I have to admit to liking this episode. True the kid was annoying but I've reached the age where I find just about ALL kids annoying. I liked the supernatural element and I'm glad there was no logical ending, etc. I like John Collier and H.G. Wells, so thats an unbeatable combination. Plus I just like magic shops.

Grant said...

Oddly enough, a father seeing his son in a mirror sounds like a scene from ANOTHER Billy Mumy Twilight Zone, IN PRAISE OF PIP.

There's one thing I wonder every time I see it in print - how is the name Opatoshu pronounced?

Peter Enfantino said...

I remember John Megna best from the intro to Hush Hush Sweet Charlotte. Never mind Bette Davis. This kid gave me nightmares for weeks. Something about his chompers, I think.
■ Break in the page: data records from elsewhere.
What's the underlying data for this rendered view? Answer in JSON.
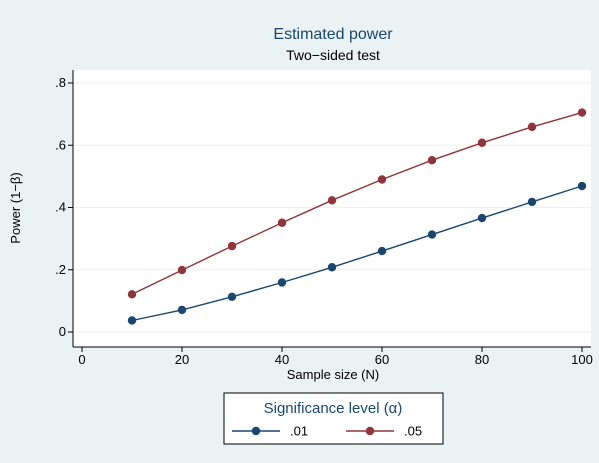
{
  "chart_data": {
    "type": "line",
    "title": "Estimated power",
    "subtitle": "Two−sided test",
    "xlabel": "Sample size (N)",
    "ylabel": "Power (1−β)",
    "xlim": [
      0,
      100
    ],
    "ylim": [
      0,
      0.8
    ],
    "xticks": [
      0,
      20,
      40,
      60,
      80,
      100
    ],
    "xtick_labels": [
      "0",
      "20",
      "40",
      "60",
      "80",
      "100"
    ],
    "yticks": [
      0,
      0.2,
      0.4,
      0.6,
      0.8
    ],
    "ytick_labels": [
      "0",
      ".2",
      ".4",
      ".6",
      ".8"
    ],
    "grid": true,
    "legend_title": "Significance level (α)",
    "legend_position": "bottom",
    "x": [
      10,
      20,
      30,
      40,
      50,
      60,
      70,
      80,
      90,
      100
    ],
    "series": [
      {
        "name": ".01",
        "color": "#1a476f",
        "values": [
          0.037,
          0.071,
          0.113,
          0.159,
          0.208,
          0.26,
          0.313,
          0.366,
          0.418,
          0.469
        ]
      },
      {
        "name": ".05",
        "color": "#90353b",
        "values": [
          0.121,
          0.199,
          0.276,
          0.351,
          0.423,
          0.49,
          0.552,
          0.608,
          0.659,
          0.705
        ]
      }
    ]
  }
}
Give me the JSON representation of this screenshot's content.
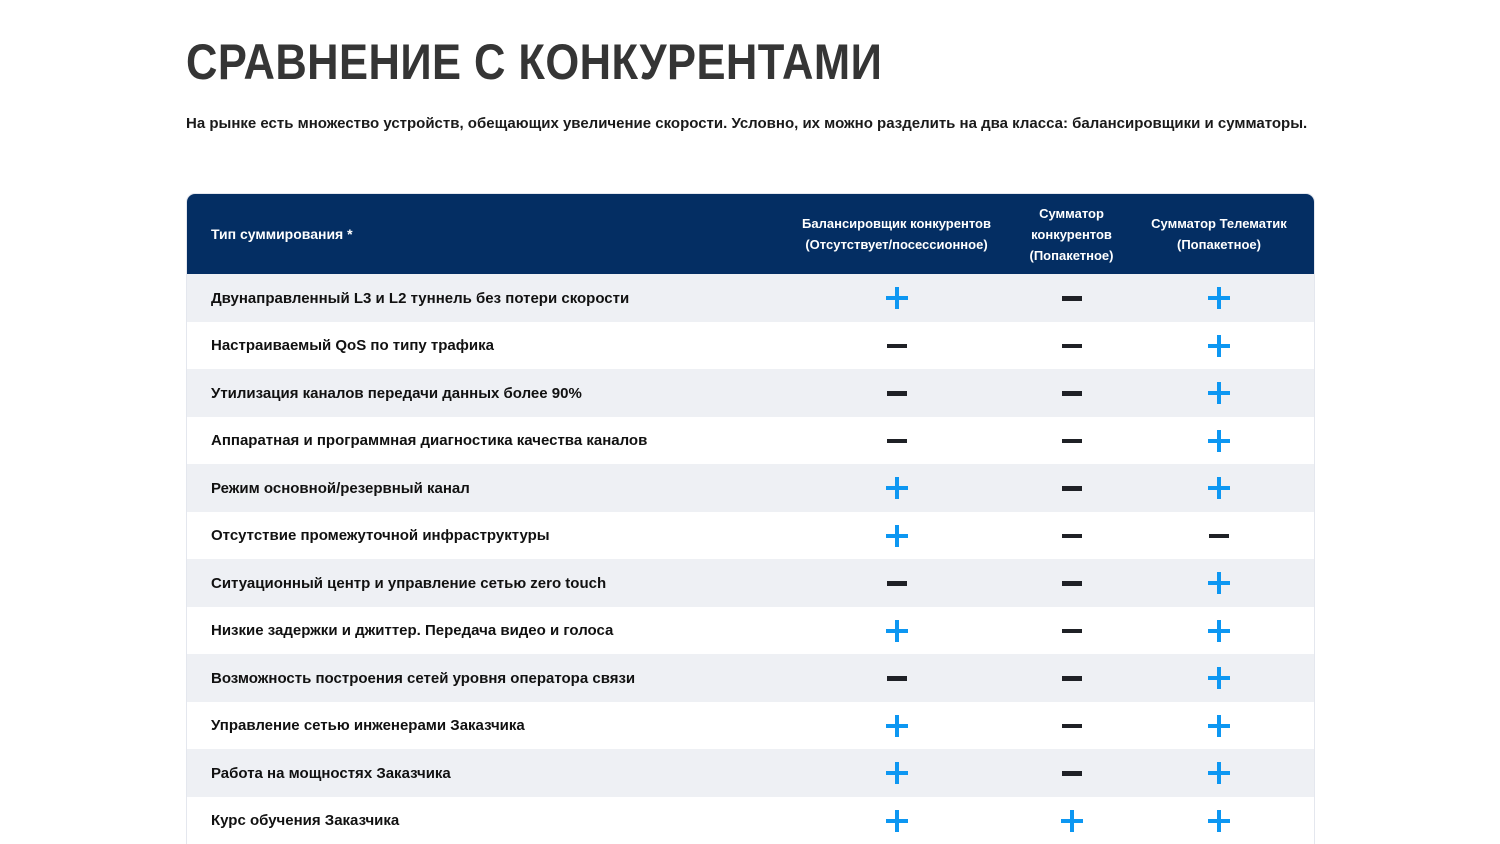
{
  "page": {
    "title": "СРАВНЕНИЕ С КОНКУРЕНТАМИ",
    "subtitle": "На рынке есть множество устройств, обещающих увеличение скорости. Условно, их можно разделить на два класса: балансировщики и сумматоры."
  },
  "table": {
    "label_column_header": "Тип суммирования *",
    "columns": [
      {
        "title": "Балансировщик конкурентов",
        "subtitle": "(Отсутствует/посессионное)"
      },
      {
        "title": "Сумматор конкурентов",
        "subtitle": "(Попакетное)"
      },
      {
        "title": "Сумматор Телематик",
        "subtitle": "(Попакетное)"
      }
    ],
    "rows": [
      {
        "label": "Двунаправленный L3 и L2 туннель без потери скорости",
        "values": [
          "plus",
          "minus",
          "plus"
        ]
      },
      {
        "label": "Настраиваемый QoS по типу трафика",
        "values": [
          "minus",
          "minus",
          "plus"
        ]
      },
      {
        "label": "Утилизация каналов передачи данных более 90%",
        "values": [
          "minus",
          "minus",
          "plus"
        ]
      },
      {
        "label": "Аппаратная и программная диагностика качества каналов",
        "values": [
          "minus",
          "minus",
          "plus"
        ]
      },
      {
        "label": "Режим основной/резервный канал",
        "values": [
          "plus",
          "minus",
          "plus"
        ]
      },
      {
        "label": "Отсутствие промежуточной инфраструктуры",
        "values": [
          "plus",
          "minus",
          "minus"
        ]
      },
      {
        "label": "Ситуационный центр и управление сетью zero touch",
        "values": [
          "minus",
          "minus",
          "plus"
        ]
      },
      {
        "label": "Низкие задержки и джиттер. Передача видео и голоса",
        "values": [
          "plus",
          "minus",
          "plus"
        ]
      },
      {
        "label": "Возможность построения сетей уровня оператора связи",
        "values": [
          "minus",
          "minus",
          "plus"
        ]
      },
      {
        "label": "Управление сетью инженерами Заказчика",
        "values": [
          "plus",
          "minus",
          "plus"
        ]
      },
      {
        "label": "Работа на мощностях Заказчика",
        "values": [
          "plus",
          "minus",
          "plus"
        ]
      },
      {
        "label": "Курс обучения Заказчика",
        "values": [
          "plus",
          "plus",
          "plus"
        ]
      }
    ]
  },
  "colors": {
    "header_bg": "#042e63",
    "row_alt_bg": "#eef0f4",
    "plus": "#0d97f2",
    "minus": "#1f2126"
  }
}
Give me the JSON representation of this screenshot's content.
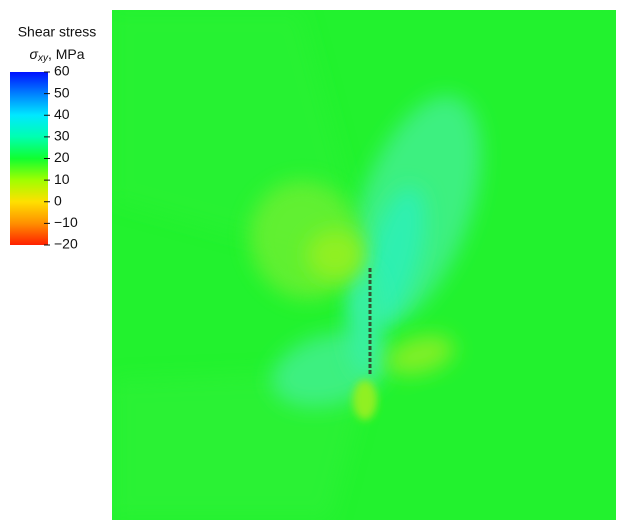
{
  "chart_data": {
    "type": "contour",
    "title": "Shear stress",
    "colorbar_label": {
      "symbol": "σ",
      "subscript": "xy",
      "unit": ", MPa"
    },
    "clim": [
      -20,
      60
    ],
    "cticks": [
      60,
      50,
      40,
      30,
      20,
      10,
      0,
      {
        "value": -10,
        "label": "−10"
      },
      {
        "value": -20,
        "label": "−20"
      }
    ],
    "colors": [
      "#0010ff",
      "#0080ff",
      "#00e8ff",
      "#00ffb0",
      "#10ff30",
      "#a0ff00",
      "#ffe000",
      "#ff9000",
      "#ff2000"
    ]
  }
}
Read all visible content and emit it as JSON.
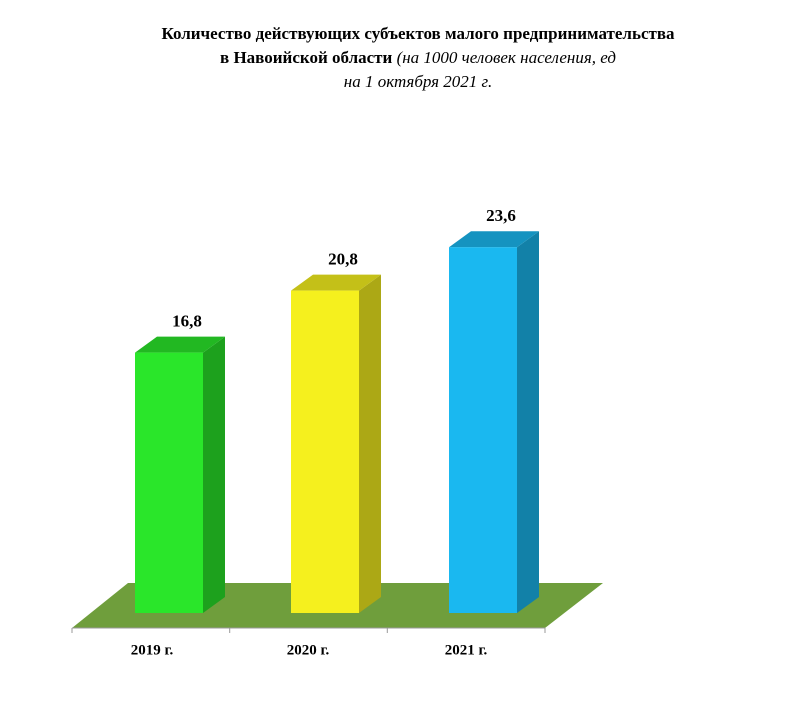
{
  "chart_data": {
    "type": "bar3d",
    "title": [
      "Количество действующих субъектов малого предпринимательства",
      "в Навоийской области",
      "(на 1000 человек населения, ед",
      "на 1 октября 2021 г."
    ],
    "categories": [
      "2019 г.",
      "2020 г.",
      "2021 г."
    ],
    "values": [
      16.8,
      20.8,
      23.6
    ],
    "value_labels": [
      "16,8",
      "20,8",
      "23,6"
    ],
    "colors": [
      "#2ae62a",
      "#f5f01e",
      "#1ab8f0"
    ],
    "floor_color": "#6f9e3c"
  }
}
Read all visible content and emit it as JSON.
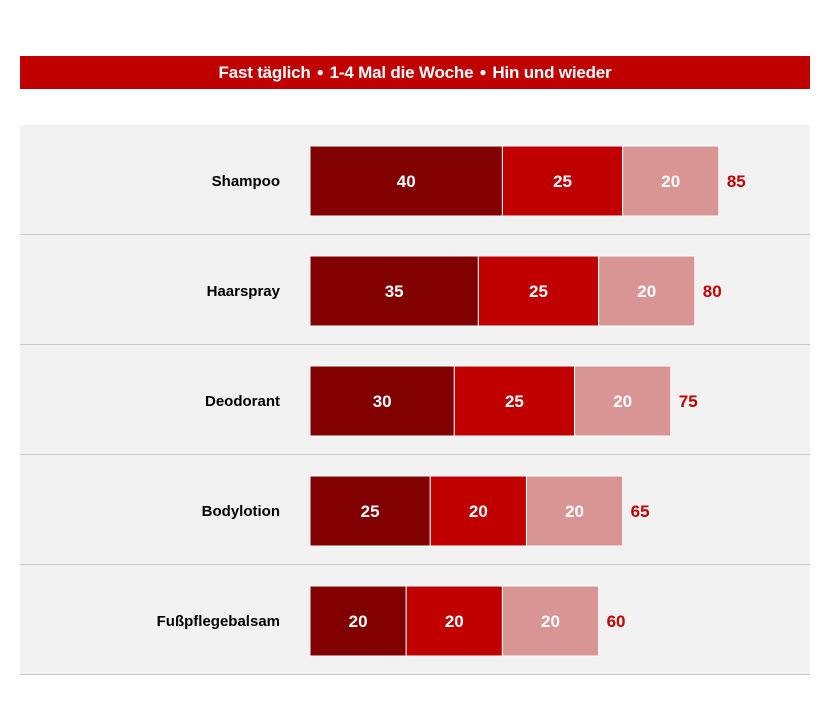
{
  "legend": {
    "items": [
      "Fast täglich",
      "1-4 Mal die Woche",
      "Hin und wieder"
    ],
    "separator": "●"
  },
  "colors": {
    "header": "#c00000",
    "series": [
      "#800000",
      "#c00000",
      "#d99594"
    ],
    "total": "#c00000",
    "panel": "#f2f2f2",
    "divider": "#c8c8c8"
  },
  "chart_data": {
    "type": "bar",
    "orientation": "horizontal",
    "stacked": true,
    "categories": [
      "Shampoo",
      "Haarspray",
      "Deodorant",
      "Bodylotion",
      "Fußpflegebalsam"
    ],
    "series": [
      {
        "name": "Fast täglich",
        "values": [
          40,
          35,
          30,
          25,
          20
        ]
      },
      {
        "name": "1-4 Mal die Woche",
        "values": [
          25,
          25,
          25,
          20,
          20
        ]
      },
      {
        "name": "Hin und wieder",
        "values": [
          20,
          20,
          20,
          20,
          20
        ]
      }
    ],
    "totals": [
      85,
      80,
      75,
      65,
      60
    ],
    "legend_position": "top",
    "grid": false
  }
}
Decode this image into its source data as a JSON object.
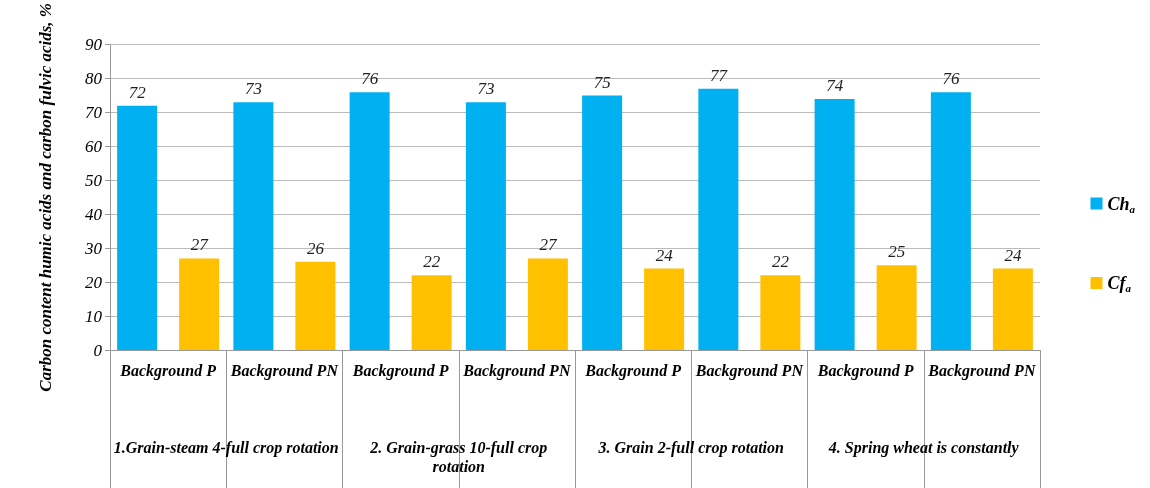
{
  "chart_data": {
    "type": "bar",
    "categories": [
      "Background P",
      "Background PN",
      "Background P",
      "Background PN",
      "Background P",
      "Background PN",
      "Background P",
      "Background PN"
    ],
    "series": [
      {
        "name": "Ch$_{a}$",
        "color": "#00b0f0",
        "values": [
          72,
          73,
          76,
          73,
          75,
          77,
          74,
          76
        ]
      },
      {
        "name": "Cf$_{a}$",
        "color": "#ffc000",
        "values": [
          27,
          26,
          22,
          27,
          24,
          22,
          25,
          24
        ]
      }
    ],
    "annotations": [
      "1.Grain-steam 4-full crop rotation",
      "2. Grain-grass 10-full crop rotation",
      "3. Grain 2-full crop rotation",
      "4. Spring  wheat is constantly"
    ],
    "ylabel": "Carbon content humic acids and carbon fulvic acids, %",
    "ylim": [
      0,
      90
    ],
    "yticks": [
      0,
      10,
      20,
      30,
      40,
      50,
      60,
      70,
      80,
      90
    ],
    "grid": "y",
    "legend": "right",
    "data_labels": true
  }
}
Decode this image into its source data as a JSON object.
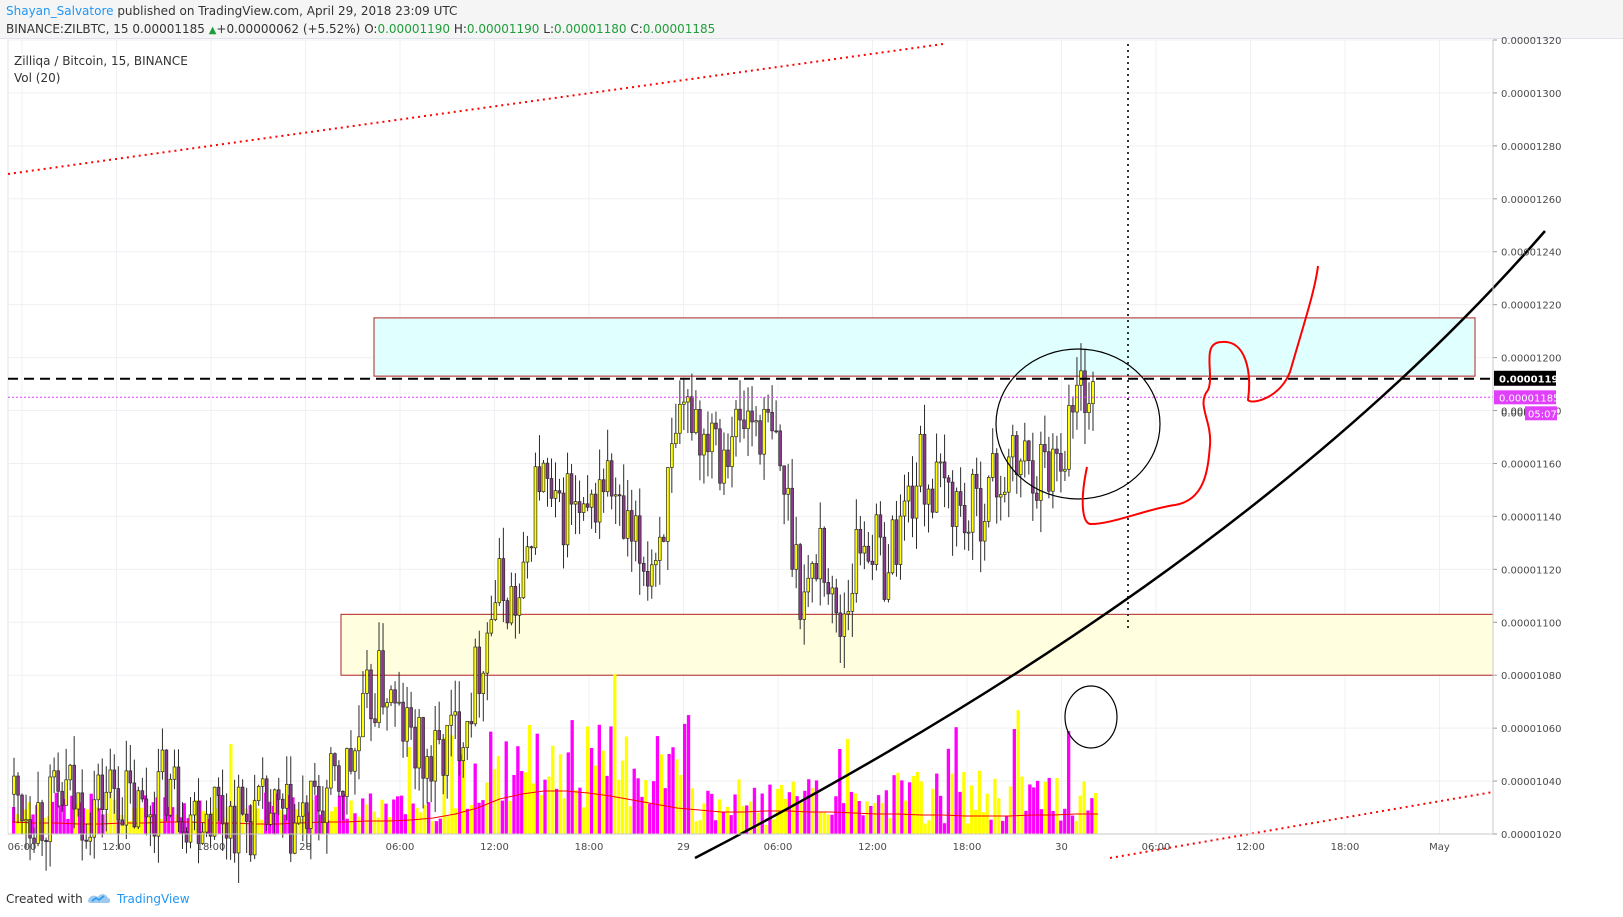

By the way, I remember The Magic Shop having a profound impact on my young life. Scared the heck out of me. Haven't seen it in years but I'm about to dust it off and give it a re-watch.

Great job as always, Jack.

Jack Seabrook said...

Harvey--I hope you are happier when we get to Slesar!

Walker--so glad to hear from you! I've missed your comments!

Peter--I don't think this show holds up quite as well as other super-scary eps of that era, like "The Cheaters."

Grant--I have no clue how to pronounce it! It sounds like a sneeze.

Anonymous said...

I believe that many of the hostile reactions to this production stem from understandable preconceived notions about the H. G. Wells story itself, and the Hitchcock Hour. Being unfamiliar with the original story, I only had to get over the latter, but my initial reaction was some irritation; I don't recall every seeing another Hitchcock Presents/Hour episode with a truly supernatural theme. The usual expectation with Hitchcock episodes is that anything that appears to be supernatural is the result of a trick or, occasionally, a psychological delusion. The suspension of disbelief with which one approaches shows like TTW, OL and Night Gallery was thus missing and it was a bit of an adjustment to turn it on for this one episode. Luckily, If I had been familiar with the original story, that would have carried its own expectations and anything different, even if not inferior, might have been a disappointment. Absent all this baggage, I see a lot to recommend here. The kid was perfect for a role like this; he's the kind of kid that's annoying, but you tend to try to overlook the flaws knowing that such a child is a little "special". I just hope, for the actor's sake, that those buck teeth weren't real. As the story builds and the annoyances start to turn evil, he insidiously turns ever uglier. The sheer repulsiveness in the way the dog died and the effortlessness with which the kid incinerates his neighbor blew past any initial reservations I might have had about Hitchcock venturing into this territory. Had this been a TTZ, OL or NG episode, it would have rated amongst the creepiest of them.

Jack Seabrook said...

Thanks for your very insightful and detailed comment! "The Sign of Satan" springs to mind as another episode with supernatural elements. I'm sure there are more.

Grant said...

I know it's been a long while since this review, but there's one very small question I have about John Megna that maybe someone could answer. Is he the teenager in that one scene of the Outer Limits episode THE INHERITORS, the one who answers a few of Robert Duvall's questions?
(I can't find any reference to the character, even on WE ARE CONTROLLING TRANSMISSION, but it's such a small part that isn't surprising.)

Jack Seabrook said...

James Frawley looks a little like John Megna but he's too old. What scene are you referring to? Part 1 or part 2, and how far in?